Does North Korea’s human rights record justify letting it host some of the 2018 games? At a minimum it seems likely that human rights groups would protest the movement of Olympic events to North Korea and Olympic sponsors could face pressure to drop their sponsorship or face protests themselves. North Korea isn’t a market for major corporations, who will most likely want to avoid the bad press from being associated with North Korea.
Then there is the issue of sanctions. Moving events to North Korea may also run afoul of UN sanctions. North Korea was able to build the ski resort because each country has its own interpretation of the ban on luxury goods, but it was most likely built in violation of UN sanctions.
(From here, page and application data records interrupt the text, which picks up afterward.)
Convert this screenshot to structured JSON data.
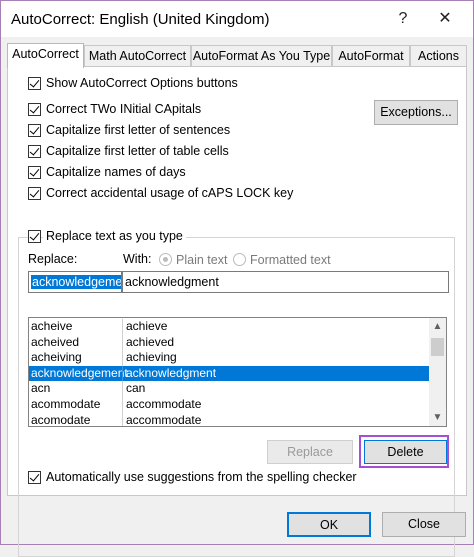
{
  "window": {
    "title": "AutoCorrect: English (United Kingdom)",
    "help_glyph": "?",
    "close_glyph": "✕"
  },
  "tabs": [
    {
      "label": "AutoCorrect",
      "active": true
    },
    {
      "label": "Math AutoCorrect"
    },
    {
      "label": "AutoFormat As You Type"
    },
    {
      "label": "AutoFormat"
    },
    {
      "label": "Actions"
    }
  ],
  "options": {
    "show_buttons": "Show AutoCorrect Options buttons",
    "two_initial": "Correct TWo INitial CApitals",
    "first_letter_sentences": "Capitalize first letter of sentences",
    "first_letter_table": "Capitalize first letter of table cells",
    "names_of_days": "Capitalize names of days",
    "caps_lock": "Correct accidental usage of cAPS LOCK key",
    "exceptions_button": "Exceptions..."
  },
  "replace_section": {
    "replace_as_you_type": "Replace text as you type",
    "replace_label": "Replace:",
    "with_label": "With:",
    "plain_text": "Plain text",
    "formatted_text": "Formatted text",
    "replace_value": "acknowledgement",
    "with_value": "acknowledgment"
  },
  "entries": [
    {
      "replace": "acheive",
      "with": "achieve"
    },
    {
      "replace": "acheived",
      "with": "achieved"
    },
    {
      "replace": "acheiving",
      "with": "achieving"
    },
    {
      "replace": "acknowledgement",
      "with": "acknowledgment",
      "selected": true
    },
    {
      "replace": "acn",
      "with": "can"
    },
    {
      "replace": "acommodate",
      "with": "accommodate"
    },
    {
      "replace": "acomodate",
      "with": "accommodate"
    }
  ],
  "list_buttons": {
    "replace": "Replace",
    "delete": "Delete"
  },
  "spelling_suggestions": "Automatically use suggestions from the spelling checker",
  "footer": {
    "ok": "OK",
    "close": "Close"
  },
  "colors": {
    "selection": "#0078d7",
    "highlight_box": "#a64fd6"
  }
}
While not every nation may agree on what items should be included on the luxury goods ban, should North Korea be rewarded for sanctions violations? More to the current situation, the IOC pays for each Olympic team’s travel and housing, as well as providing some funds to the national Olympic committee of the organizing nation. This would likely mean providing North Korea with cash for housing for the Olympic teams traveling to North Korea as well as providing a degree of financial support to the North Korea’s national Olympic committee for preparations. It seems unlikely that North Korea would host events without payment and this would most likely violate the UN’s provisions against that transfer of bulk cash to the regime unless the UN Security Council authorized it.
Lastly there is the issue of politicizing the Olympics. By calling for the move to ease political tensions on the peninsula, the games become politicized, even if unintentionally. North Korea would clearly try to use the games for political purposes domestically. The remote nature of the Masikryong ski resort means that any events transferred to North Korea would provide the regime significant domestic prestige while doing little to expose North Koreans to the outside world. There is also the challenge of North Korea’s weapons programs. It is difficult to see how the IOC could transfer events to North Korea if it continued to conduct missile tests and the exercise would come under fire if Pyongyang conducted a nuclear test before or shortly after the Olympics. On a more human level, could parts of the games be hosted in North Korea if they continued to hold the three Americans in custody?
Despite all of these concerns, there could be benefit to hosting major international sporting events in North Korea in the future. South Korean Moon Jae-in has proposed that North Korea be part of a regional bid for the 2030 World Cup. Offering North Korea the opportunity to host major international tournaments could serve as an additional carrot for it to undertake reform. Additionally, if events were held in major population centers where it would be hard to limit the interactions between average North Koreans and the athletes, fans, and reporters who would come there could be benefits in exposing North Korea to the outside world. In the case of the 2018 Winter Olympics there is little time, too little interaction, and too little change on North Korea’s part to make co-hosting viable. However, a similar proposal in the future should not be dismissed.
Troy Stangarone is the Senior Director for Congressional Affairs at the Korea Economic Institute of America. The views expressed here are the author’s alone.